Lucky Pommie Bastard

A biographical history of lives in Bomber Command and 10 Pound Poms

Synopsis

Roy, the Lucky Pommie Bastard, joins the RAF as an 18 year old in 1942 and becomes an air gunner in Bomber Command. Together with two Aussies and four other Englishmen who make up the “Trimble” crew of a Lancaster bomber, he survives a tour of bombing operations over Nazi occupied Germany. Half way through their tour of operations, their Aussie pilot, Vic Trimble, takes them from an English to an Australian squadron. The crew survive but along the journey, many friends and colleagues are not as lucky and are killed or become prisoners of war. Roy meets and marries Nancy, a girl who experiences her own wartime adventures and they start a family.  Through his wartime experiences Roy is infected with a desire to emigrate to Australia and enjoy the Australian way of life. Some 15 years after the war the family become 10 pound Poms and start a new life in Brisbane. After some teething problems the Lucky Pommie Bastard and his family settle into Australia.

Reviews

” A thoroughly researched book with the best description of a bomber command operation that I have read”
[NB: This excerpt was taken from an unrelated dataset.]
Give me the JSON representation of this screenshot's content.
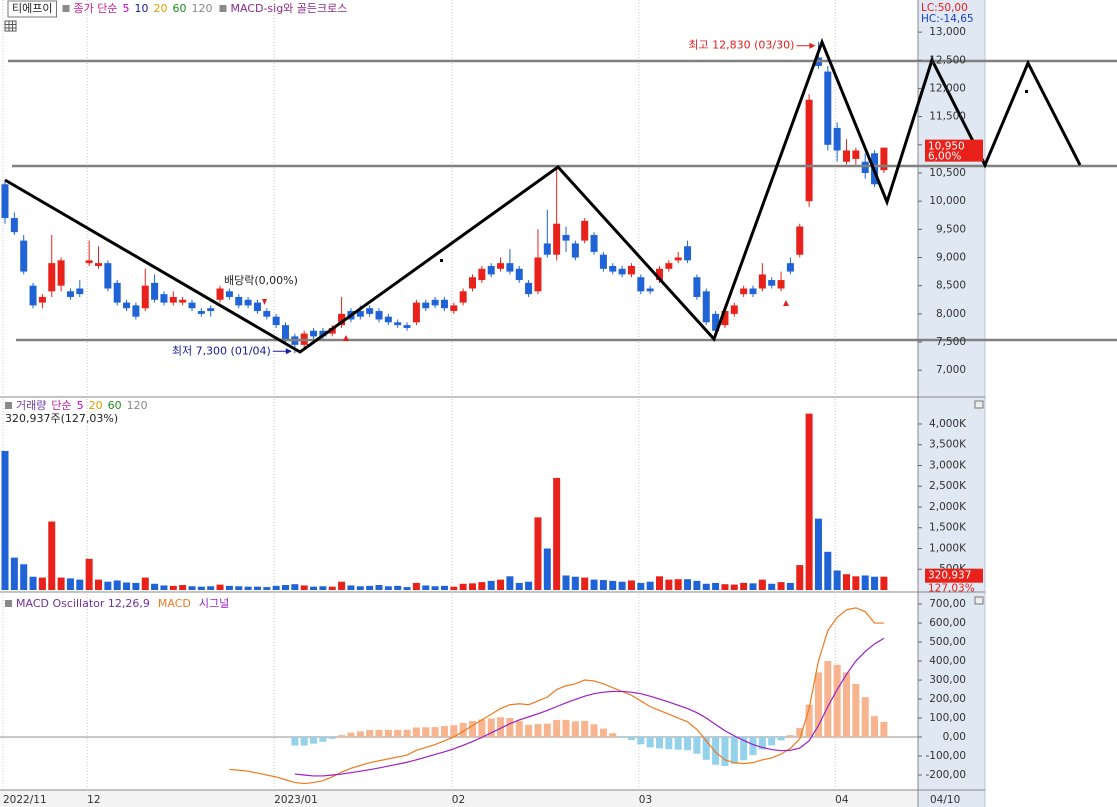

Doug Parry, RAAF WW2 air gunner, Melbourne

“I found this book fascinating. The “lucky pommie bastard” is the author’s father, Roy, and the book tells the story of his life. Most of the drama occurs in the first half of the book which describes Roy’s experiences as a gunner, flying ‘ops’ over Germany in Lancaster bombers in 1943/4. The author uses three different techniques: matter-of-fact official accounts of each raid; factual descriptions of what life was like for his parents; and, most tellingly, a dramatic recreation of events as though the author was there at the time. This way we learn details glossed over by most earlier books: how many bombing raids were failures, how many died on each raid, how the aim of many raids was the destruction of the old centres of some of Germany’s medieval cities. Above all we learn how the “ordinary” men of Roy’s crew showed extraordinary courage, skill and luck. We get a feel for their experience that no conventional history of Bomber Command can give.

The second part of the book, in which the family relocates to Australia, is inevitably less dramatic but still full of interest. It’s a personal account and so has a vividness of description which formal histories could not match.”